Bill Kenney is the Founder of MEET, where he helps international B2B and B2G companies scale in the U.S. through strategic trade shows, events, and meaningful connections. Since 2012, Bill has guided overseas-based businesses through the complexities of American market expansion, using his hands-on event expertise to turn trade show participation into measurable growth. We’re proud to feature Bill as one of our trusted partners supporting international companies on their U.S. growth journey.
Many partner programs look impressive on paper. They still fail in practice. The typical pattern is familiar. A company launches tiers, publishes benefits, and builds a portal. Partners sign up, then activity stalls. The problem is rarely awareness. The problem is usability. Partners engage when a program makes it easier to sell, easier to deliver, and easier to profit.
A program that partners will use is built around behavior. It rewards the actions that create revenue and customer outcomes. It removes friction from the partner’s daily workflow. It also protects trust through clear rules. If partners cannot explain your program in one minute, they will not sell it with confidence.
Partners invest time where they can win. Your program must start with a clear value exchange. That value should be concrete, not aspirational. For most partners, value comes from four places. They can make money, build credibility, reduce effort, or win deals faster.
Make the economic model easy to understand. Share how partners earn, how margin works, and how services attach is supported. Clarify what you will do to help them win early. Provide proof points and reference stories they can use. If you want partners to prioritize you, make the value more compelling than the alternatives.
In B2G, partner value also includes access and risk reduction. Partners need clarity on contract path, compliance expectations, and delivery responsibilities. They will avoid programs that create ambiguity in proposals or performance.
Tiers should not exist to look sophisticated. They should exist to focus attention and drive behavior. The best tier structures are simple. Two or three tiers are often enough. Each tier should be earned through actions that matter, not vanity requirements.
Define tier criteria that correlate with revenue and customer outcomes.

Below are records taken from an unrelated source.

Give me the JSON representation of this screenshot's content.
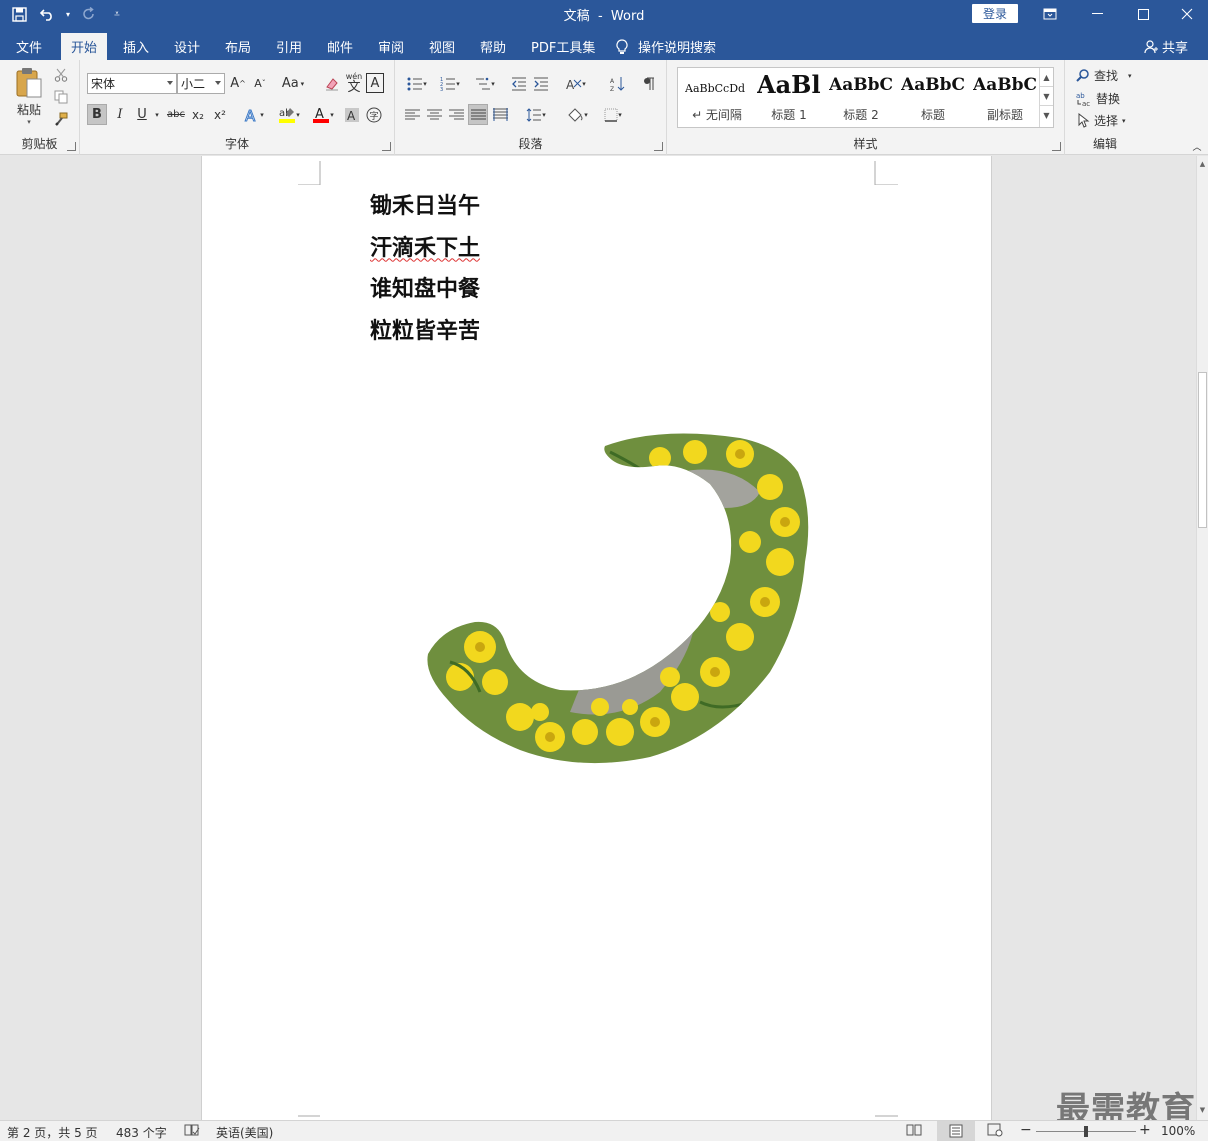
{
  "app": {
    "doc_name": "文稿",
    "app_name": "Word",
    "title_sep": "-"
  },
  "login_label": "登录",
  "tabs": [
    "文件",
    "开始",
    "插入",
    "设计",
    "布局",
    "引用",
    "邮件",
    "审阅",
    "视图",
    "帮助",
    "PDF工具集"
  ],
  "tell_me": "操作说明搜索",
  "share_label": "共享",
  "groups": {
    "clipboard": "剪贴板",
    "font": "字体",
    "paragraph": "段落",
    "styles": "样式",
    "editing": "编辑"
  },
  "clipboard": {
    "paste_label": "粘贴"
  },
  "font": {
    "name": "宋体",
    "size": "小二",
    "grow": "A",
    "shrink": "A",
    "case": "Aa",
    "phonetic": "wén",
    "bold": "B",
    "italic": "I",
    "underline": "U",
    "strike": "abc",
    "sub": "x₂",
    "sup": "x²"
  },
  "styles": [
    {
      "preview": "AaBbCcDd",
      "name": "↵ 无间隔"
    },
    {
      "preview": "AaBl",
      "name": "标题 1"
    },
    {
      "preview": "AaBbC",
      "name": "标题 2"
    },
    {
      "preview": "AaBbC",
      "name": "标题"
    },
    {
      "preview": "AaBbC",
      "name": "副标题"
    }
  ],
  "editing": {
    "find": "查找",
    "replace": "替换",
    "select": "选择"
  },
  "poem": [
    "锄禾日当午",
    "汗滴禾下土",
    "谁知盘中餐",
    "粒粒皆辛苦"
  ],
  "status": {
    "page": "第 2 页，共 5 页",
    "words": "483 个字",
    "language": "英语(美国)",
    "zoom": "100%",
    "zoom_level": 1.0
  },
  "watermark": "最需教育",
  "colors": {
    "accent": "#2b579a",
    "highlight": "#ffff00",
    "font_color": "#ff0000"
  }
}
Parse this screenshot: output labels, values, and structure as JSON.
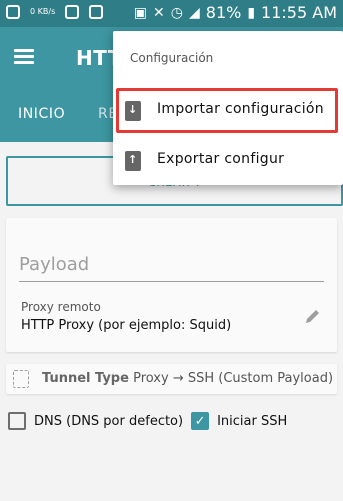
{
  "status_bar": {
    "kbs": "0\nKB/s",
    "battery": "81%",
    "time": "11:55 AM"
  },
  "app_bar": {
    "title": "HTTP"
  },
  "tabs": [
    {
      "label": "INICIO"
    },
    {
      "label": "RE"
    }
  ],
  "connect": {
    "label": "CREAR ?"
  },
  "payload": {
    "placeholder": "Payload",
    "value": ""
  },
  "proxy": {
    "label": "Proxy remoto",
    "value": "HTTP Proxy (por ejemplo: Squid)"
  },
  "tunnel": {
    "type_label": "Tunnel Type",
    "type_value": "Proxy → SSH (Custom Payload)"
  },
  "options": {
    "dns_label": "DNS (DNS por defecto)",
    "dns_checked": false,
    "ssh_label": "Iniciar SSH",
    "ssh_checked": true
  },
  "menu": {
    "header": "Configuración",
    "import_label": "Importar configuración",
    "export_label": "Exportar configur"
  },
  "colors": {
    "primary": "#3d96a1",
    "status_bar": "#2f7d86",
    "highlight": "#e53935"
  }
}
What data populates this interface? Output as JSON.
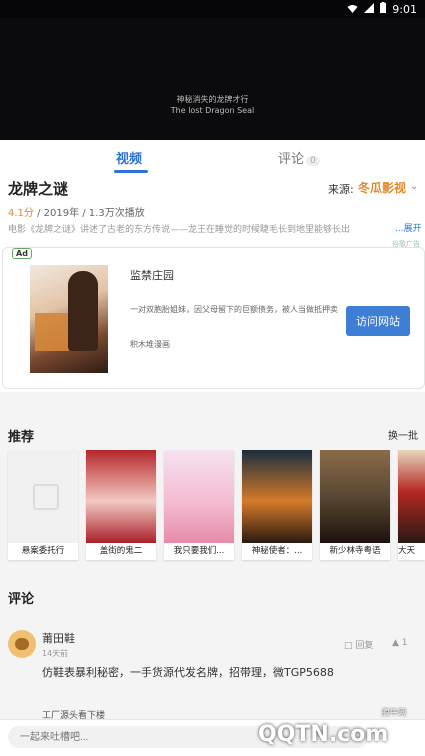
{
  "status_bar": {
    "time": "9:01"
  },
  "video": {
    "subtitle_cn": "神秘消失的龙牌才行",
    "subtitle_en": "The lost Dragon Seal"
  },
  "tabs": {
    "video": "视频",
    "comments": "评论",
    "comments_count": "0"
  },
  "movie": {
    "title": "龙牌之谜",
    "source_label": "来源:",
    "source_name": "冬瓜影视",
    "rating": "4.1分",
    "meta": " / 2019年 / 1.3万次播放",
    "description": "电影《龙牌之谜》讲述了古老的东方传说——龙王在睡觉的时候睫毛长到地里能够长出",
    "expand": "...展开"
  },
  "ad": {
    "label": "谷歌广告",
    "badge": "Ad",
    "title": "监禁庄园",
    "description": "一对双胞胎姐妹，因父母留下的巨额债务，被人当做抵押卖",
    "brand": "积木堆漫画",
    "button": "访问网站"
  },
  "recommend": {
    "title": "推荐",
    "more": "换一批",
    "items": [
      {
        "caption": "悬案委托行"
      },
      {
        "caption": "盖街的鬼二"
      },
      {
        "caption": "我只要我们..."
      },
      {
        "caption": "神秘使者：..."
      },
      {
        "caption": "新少林寺粤语"
      },
      {
        "caption": "大天"
      }
    ]
  },
  "comments": {
    "title": "评论",
    "items": [
      {
        "name": "莆田鞋",
        "time": "14天前",
        "text": "仿鞋表暴利秘密，一手货源代发名牌，招带理，微TGP5688",
        "reply": "回复",
        "likes": "1"
      }
    ],
    "next_partial": "工厂源头看下楼"
  },
  "bottom": {
    "placeholder": "一起来吐槽吧...",
    "watermark_site": "腾牛网",
    "watermark_logo": "QQTN.com"
  }
}
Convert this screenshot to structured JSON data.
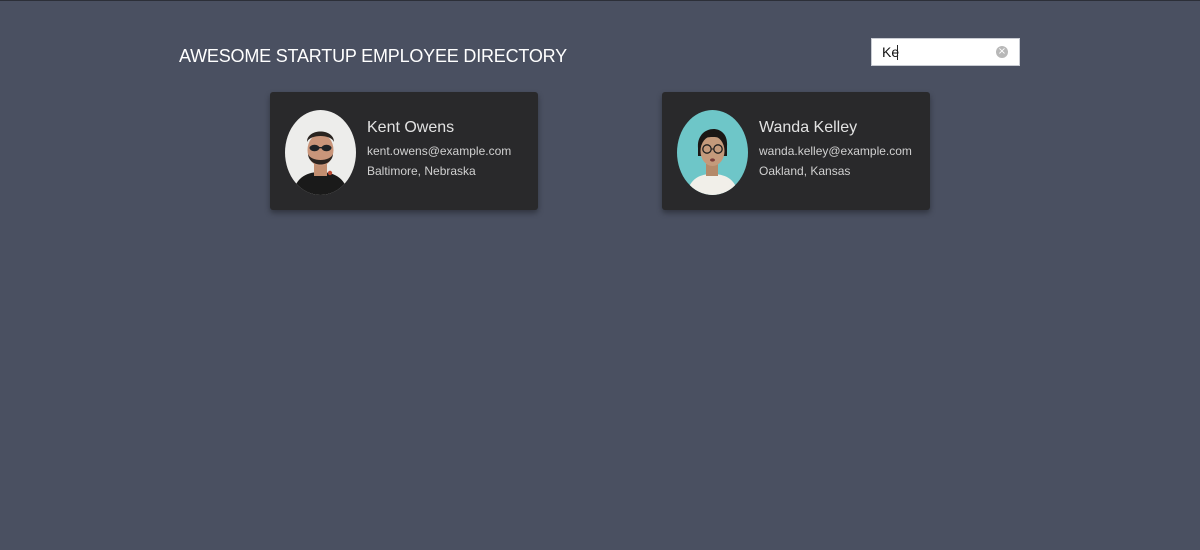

Examples include certified sellers, certified technical staff, pipeline creation, closed revenue, services delivery quality, or renewal performance. Avoid requirements that only increase paperwork. Partners will game those requirements or ignore them.
Tier benefits should match the partner’s stage. New partners need enablement, deal support, and a clear path to the first deal. Growth partners need co-selling support, joint marketing, and better economics tied to performance. Strategic partners need executive alignment, roadmap access, and joint planning. Benefits should feel earned and useful, not decorative.
Incentives are not a bonus layer. They are the steering wheel. Most programs fail because incentives are vague or delayed. Partners respond to incentives that are timely, transparent, and aligned to outcomes.
Use incentives to reward the behaviors you want more of. Reward pipeline creation when you need coverage. Reward first deals when you need activation. Reward services attach when you need stickier deployments. Reward multi-year commitments when you want retention. Reward renewals and expansions when you want durable growth.
Keep payout logic clear. Partners should understand how they qualify and when they get paid. Avoid complex formulas that require negotiation each time. In B2G, incentives may look different. Margin may be constrained by vehicles and terms. Still, you can reward proposal collaboration, delivery performance, and speed to mobilize. Non-financial benefits can also be meaningful, such as priority access to solution architects or proposal resources.
The program must protect trust between your company, your partners, and your direct team. That requires rules that are clear and enforced. The most important rules are often the simplest.
Start with deal registration and deal protection. Define how to register, what qualifies, how long protection lasts, and how conflicts are resolved. Set a service level commitment for approvals. Slow responses destroy confidence and partner motivation.
Define rules of engagement for co-selling. Clarify who leads discovery, who runs demos, and who owns pricing. Clarify contracting paths and escalation. Clarify how credit is assigned and how the customer experience stays consistent.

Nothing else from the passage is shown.